Título: Cessão de crédito trava com PanAmericano
Autor: Cotias , Adriana
Fonte: Valor Econômico, 22/11/2010, Finanças, p. C3

O mercado de cessão de carteiras de crédito está praticamente travado. Desde que o rombo do PanAmericano veio à tona, expondo um furo de R$ 2,5 bilhões na contabilidade, grandes conglomerados financeiros, fundações e assets têm evitado adquirir novos portfólios de consumo ou recebíveis de financeiras e bancos de pequeno e médio porte. Com o aparente engessamento, a oferta de crédito neste fim de ano, período de maior demanda do consumidor, corre o risco de ficar restrita aos grandes nomes do varejo bancário. Conforme o Valor apurou, instituições que têm operações vencendo não estão conseguindo vender novos créditos. A limitação atinge até mesmo aquelas que têm o consignado como principal linha de negócio. O problema é que a cessão é uma das principais fontes de "funding" das instituições menores que atuam no varejo, mas não têm rede para captar recursos. O dinheiro, quando liberado, é em volume inferior ao da cessão original. O custo também subiu, conta um executivo do setor.

Embora no caso do PanAmericano não tenha havido "default", como foi no traumático episódio do Banco Santos, liquidado em 2004, as circunstâncias se agravam pelo fato de o setor ter vivido um recente aperto de liquidez, após a quebra do americano Lehman Brothers. Entre 2008 e 2009, os investidores institucionais privilegiaram as instituições maiores. Foi na esteira daquele movimento, que o Banco do Brasil (BB) comprou fatia do Banco Votorantim e a Caixa Econômica Federal acabou levando 49% do capital votante do PanAmericano. Foi ali também que o Banco Central (BC) costurou com o mercado o depósito a prazo com garantia especial (DPGE).

"Agora não há muito o que se fazer, não há como se criar uma nova operação com o FGC (o Fundo Garantidor de Créditos, que assegura depósitos a prazo de até R$ 20 milhões) e também não dá para obrigar um banco a te emprestar dinheiro", desabafa um outro executivo do setor.

Na retaguarda estariam nomes como Bradesco, Santander, Itaú e HSBC. Santander e Itaú não responderam ao Valor.
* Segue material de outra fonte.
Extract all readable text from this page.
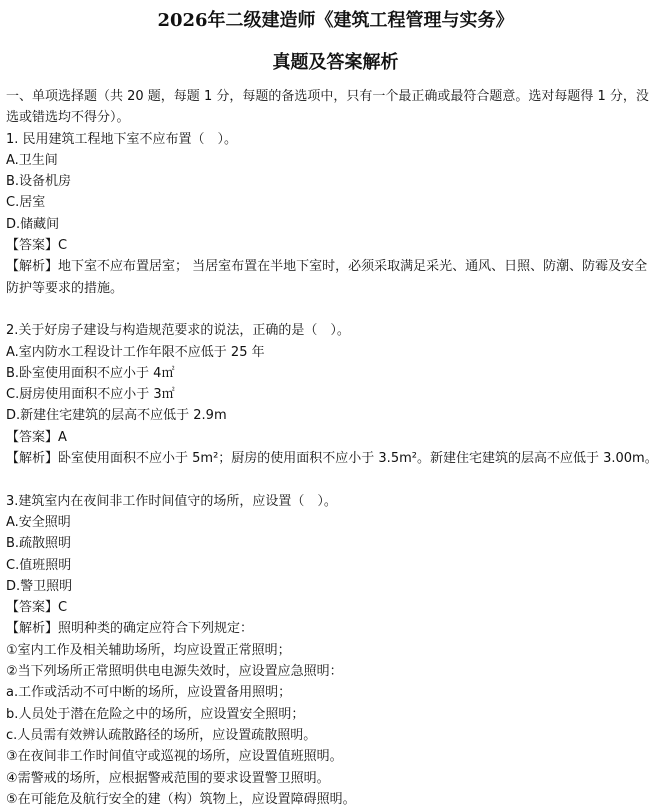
2026年二级建造师《建筑工程管理与实务》
真题及答案解析
一、单项选择题（共 20 题，每题 1 分，每题的备选项中，只有一个最正确或最符合题意。选对每题得 1 分，没选或错选均不得分）。
1. 民用建筑工程地下室不应布置（　）。
A.卫生间
B.设备机房
C.居室
D.储藏间
【答案】C
【解析】地下室不应布置居室； 当居室布置在半地下室时，必须采取满足采光、通风、日照、防潮、防霉及安全防护等要求的措施。
2.关于好房子建设与构造规范要求的说法，正确的是（　）。
A.室内防水工程设计工作年限不应低于 25 年
B.卧室使用面积不应小于 4㎡
C.厨房使用面积不应小于 3㎡
D.新建住宅建筑的层高不应低于 2.9m
【答案】A
【解析】卧室使用面积不应小于 5m²；厨房的使用面积不应小于 3.5m²。新建住宅建筑的层高不应低于 3.00m。
3.建筑室内在夜间非工作时间值守的场所，应设置（　）。
A.安全照明
B.疏散照明
C.值班照明
D.警卫照明
【答案】C
【解析】照明种类的确定应符合下列规定：
①室内工作及相关辅助场所，均应设置正常照明；
②当下列场所正常照明供电电源失效时，应设置应急照明：
a.工作或活动不可中断的场所，应设置备用照明；
b.人员处于潜在危险之中的场所，应设置安全照明；
c.人员需有效辨认疏散路径的场所，应设置疏散照明。
③在夜间非工作时间值守或巡视的场所，应设置值班照明。
④需警戒的场所，应根据警戒范围的要求设置警卫照明。
⑤在可能危及航行安全的建（构）筑物上，应设置障碍照明。
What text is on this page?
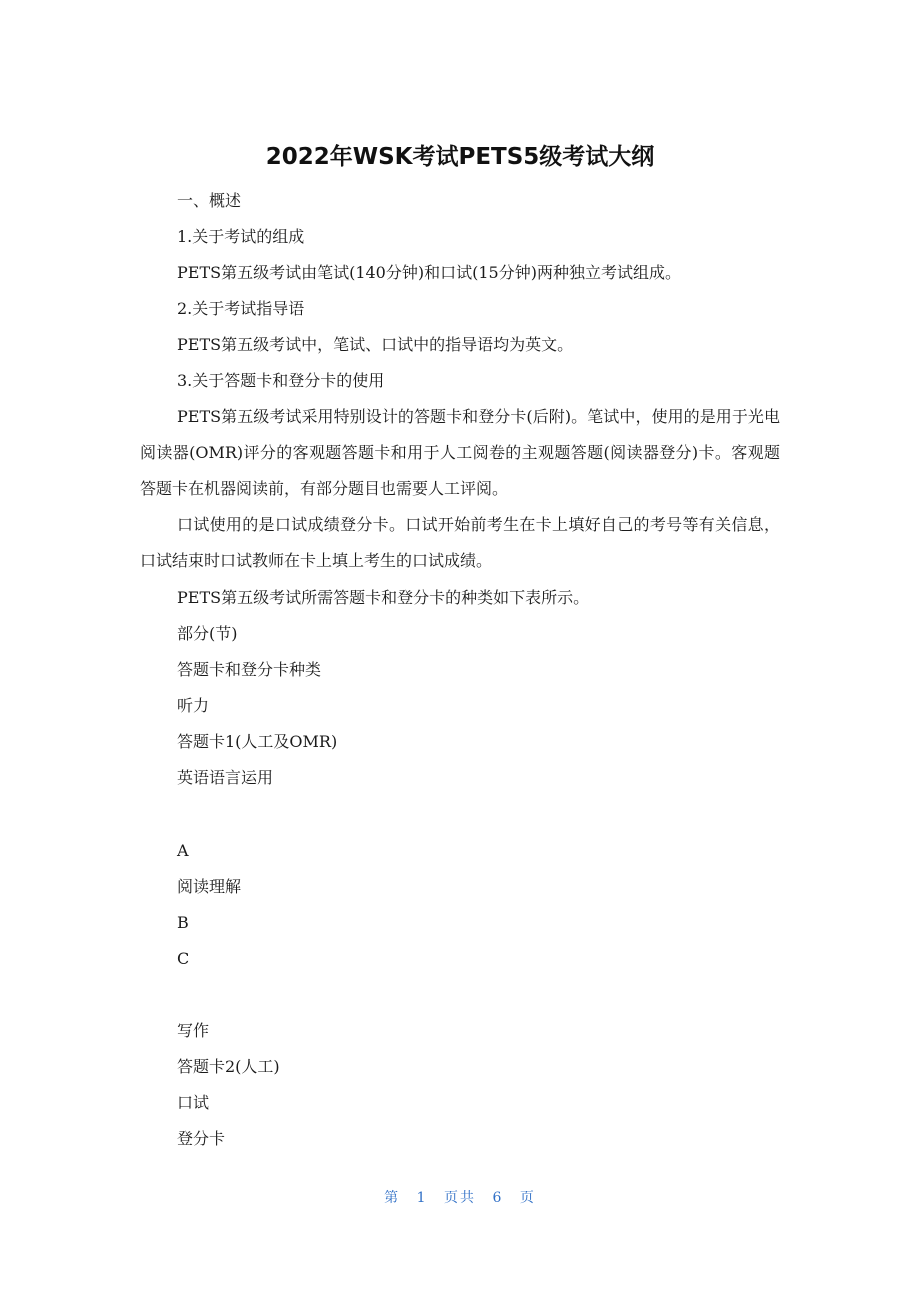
2022年WSK考试PETS5级考试大纲
一、概述
1.关于考试的组成
PETS第五级考试由笔试(140分钟)和口试(15分钟)两种独立考试组成。
2.关于考试指导语
PETS第五级考试中，笔试、口试中的指导语均为英文。
3.关于答题卡和登分卡的使用
PETS第五级考试采用特别设计的答题卡和登分卡(后附)。笔试中，使用的是用于光电阅读器(OMR)评分的客观题答题卡和用于人工阅卷的主观题答题(阅读器登分)卡。客观题答题卡在机器阅读前，有部分题目也需要人工评阅。
口试使用的是口试成绩登分卡。口试开始前考生在卡上填好自己的考号等有关信息，口试结束时口试教师在卡上填上考生的口试成绩。
PETS第五级考试所需答题卡和登分卡的种类如下表所示。
部分(节)
答题卡和登分卡种类
听力
答题卡1(人工及OMR)
英语语言运用
A
阅读理解
B
C
写作
答题卡2(人工)
口试
登分卡
第 1 页共 6 页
O Bradesco, em nota informou que a política do banco permanece a mesma: analisar caso a caso as oportunidades de mercado. A reportagem não conseguiu contato com a assessoria do HSBC.

Segundo Renato Oliva, presidente da ABBC (entidade que representa os bancos menores), os grandes bancos não suspenderam os limites, mas têm pedido mais informações sobre as carteiras cedidas e sobre a forma de contabilização desses ativos. Quem depende desse tipo de "funding", por sua vez, tem providenciado estudos e auditorias para dar a maior transparência possível aos números das operações realizadas nos últimos 12 ou 24 meses e, assim, tranquilizar os investidores. "Se houve alguma interrupção ou diminuição na captação foi pontual, nada que venha a preocupar a gestão no dia a dia."

O executivo conta que as instituições têm outras formas de equacionar o "funding", diminuindo, por exemplo, a geração de operações de crédito e preservando o caixa, como medida preventiva. Não há números consolidados, mas Oliva estima que mercado de cessão de crédito gire entre R$ 20 bilhões e R$ 30 bilhões, um volume pequeno quando comparado ao estoque de CDB, na casa do R$ 1 trilhão. Só que a cessão é um instrumento importante porque nela as instituições conseguem casar a captação com o ativo gerado, o que é mais difícil no interbancário. Para ele não é o instrumento que está em xeque. "Não há outros PanAmericanos no mercado."

Os bancos, fundações e assets ficaram um pouco mais cuidadosos, mas essa é uma reação típica de períodos pós-turbulência, tende a passar, diz o novo presidente da Acrefi (a entidade que representa as financeiras), Érico Sodré Ferreira, que assumiu o posto deixado por Adalberto Savioli, um dos diretores destituídos do PanAmericano no dia 9. "(O PanAmericano) é um caso anômalo, inconsistências contábeis não fazem parte do receituário das instituições financeiras, nós somos respeitadores das regras e circulares do BC, esse episódio pegou todo mundo de surpresa."

Num dos melhores anos para a indústria de crédito, no Brasil com expansão consistente das carteiras, ganhos reais de renda e queda da inadimplência, ele diz que a restrição temporária não afetará os resultados das financeiras no ano, mas pode limitar a oferta. "Espero que uma eventual falta de liquidez não atrapalhe a demanda dos tomadores." Como uma das primeiras bandeiras à frente da entidade, Ferreira quer apoiar a criação de uma central de registro de cessões de crédito, medida já sugerida pelo BC, e aponta a Cetip como um dos agentes que, rapidamente, poderia colocar esse sistema em prática.